Information: Laboratory informatics tools will look at the four major multi-user tools that fall into the ‘informatics’ category, identifying their similarities, differences and the relationship between them. These two features, therefore, focus on the acquisition and management of data and information, whereas Knowledge: Document management will provide guidance about the long-term retention and accessibility of laboratory knowledge through online storage and search algorithms that aim to offer additional benefits through the re-use of existing information, the avoidance of repeating work, and enhancing the ability to communicate and collaborate.

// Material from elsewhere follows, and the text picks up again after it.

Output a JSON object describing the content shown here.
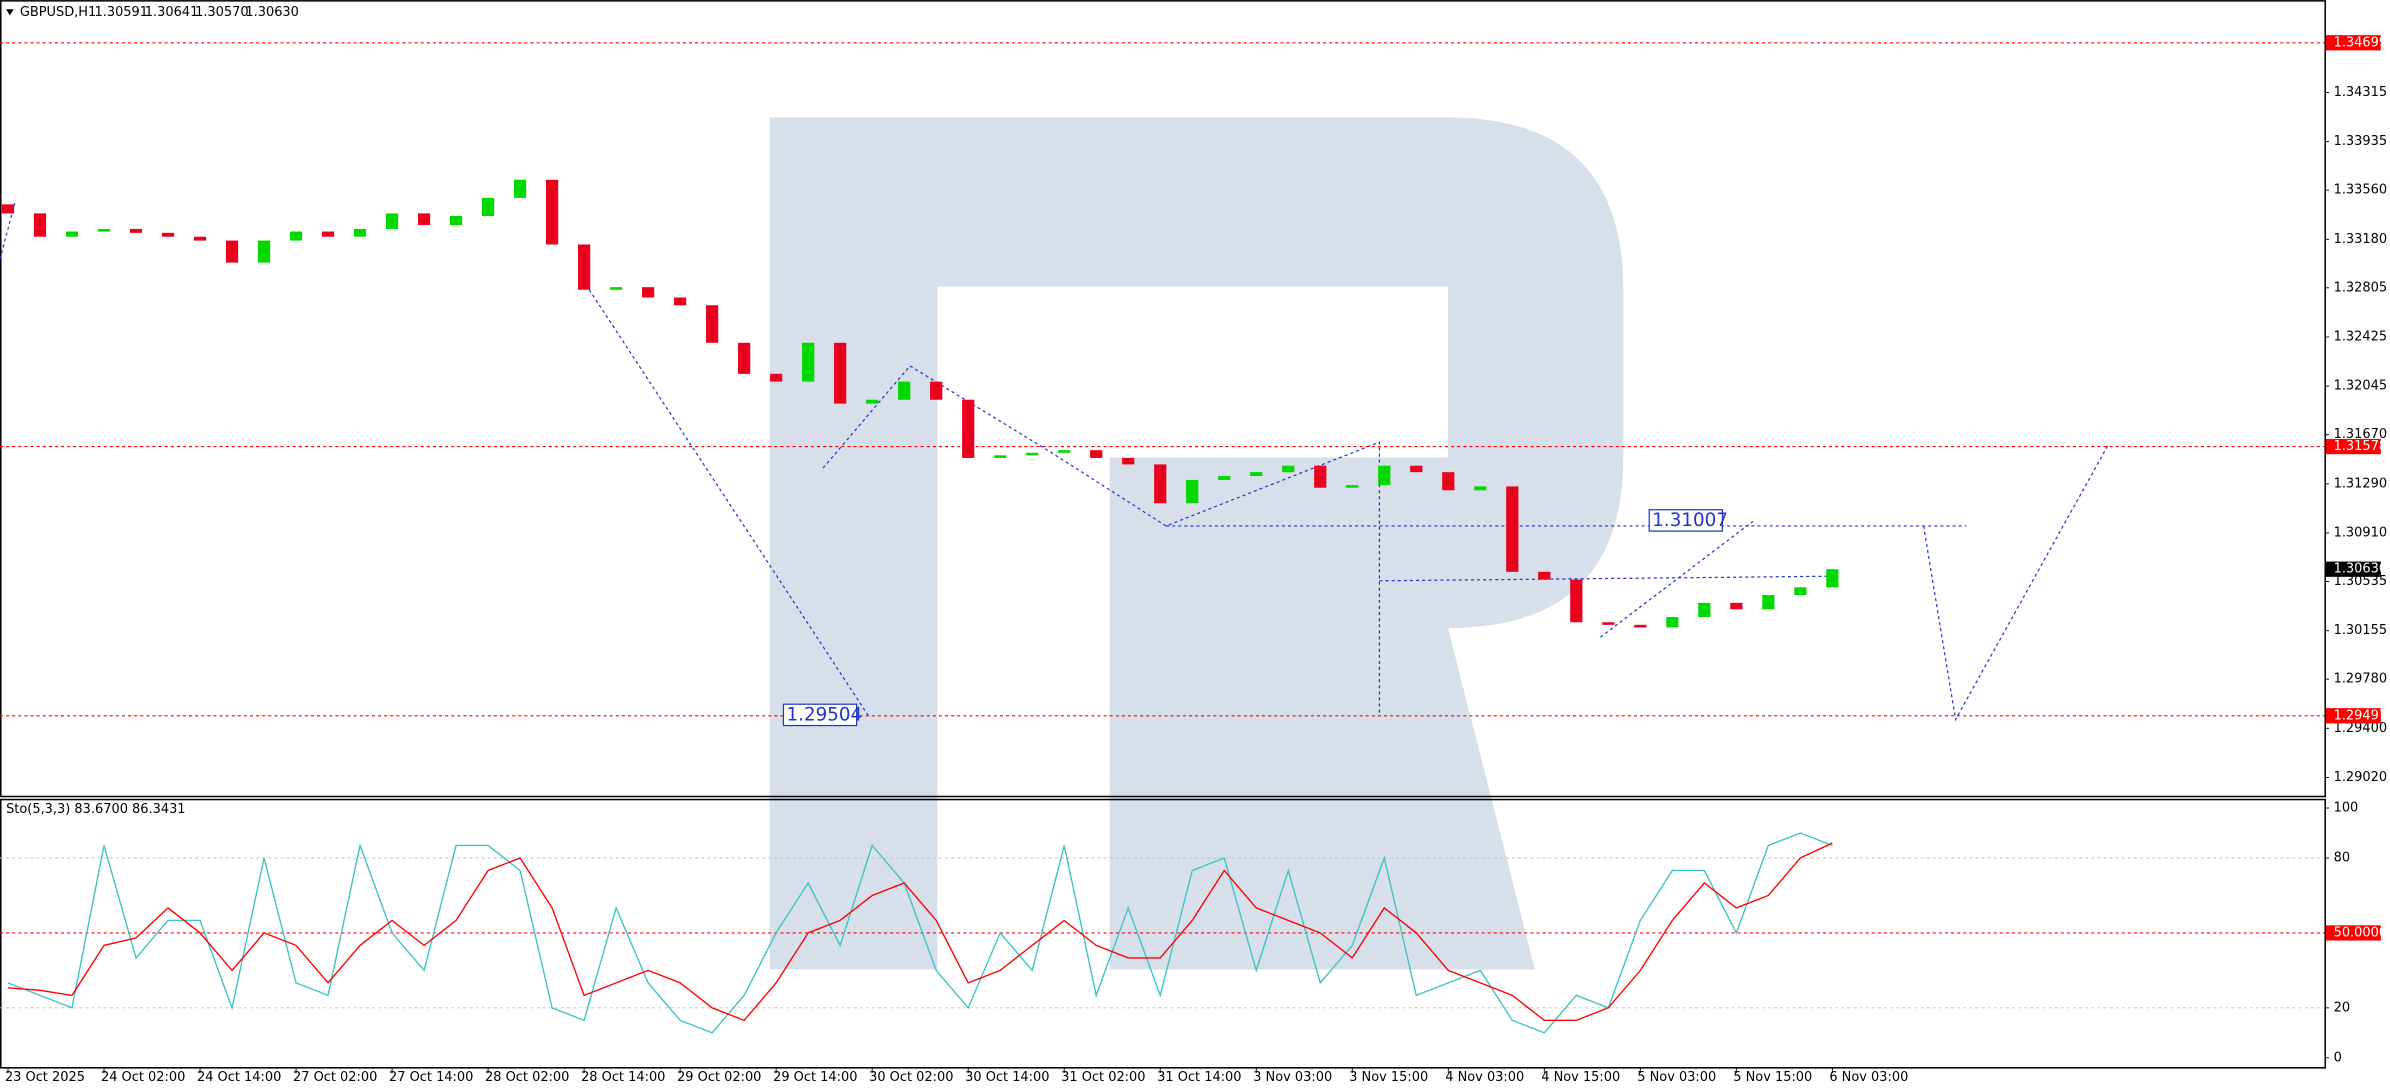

The underlying purpose of laboratory automation and laboratory informatics is to increase productivity, improve data quality, to reduce laboratory process cycle times, and to facilitate laboratory data acquisition and data processing techniques that otherwise would be impossible. Laboratory work is, however, just one step in a broader business process – and therefore, in order to realise full benefit from being ‘smart’, it is essential that the laboratory workflow is consistent with business requirements and is integrated into the business infrastructure in order for the business to achieve timely progress and remain competitive.
Further afield: Beyond the laboratory will examine the relationship between laboratory processes and workflows with key business issues such as regulatory compliance and patent evidence creation, and will also address productivity and business efficiency.
Practical considerations in specifying and building the smart laboratory is therefore devoted to the process of making the laboratory ‘smart’, taking into account the functional needs and technology considerations to meet the requirements of the business, and addressing the impact of change on laboratory workers.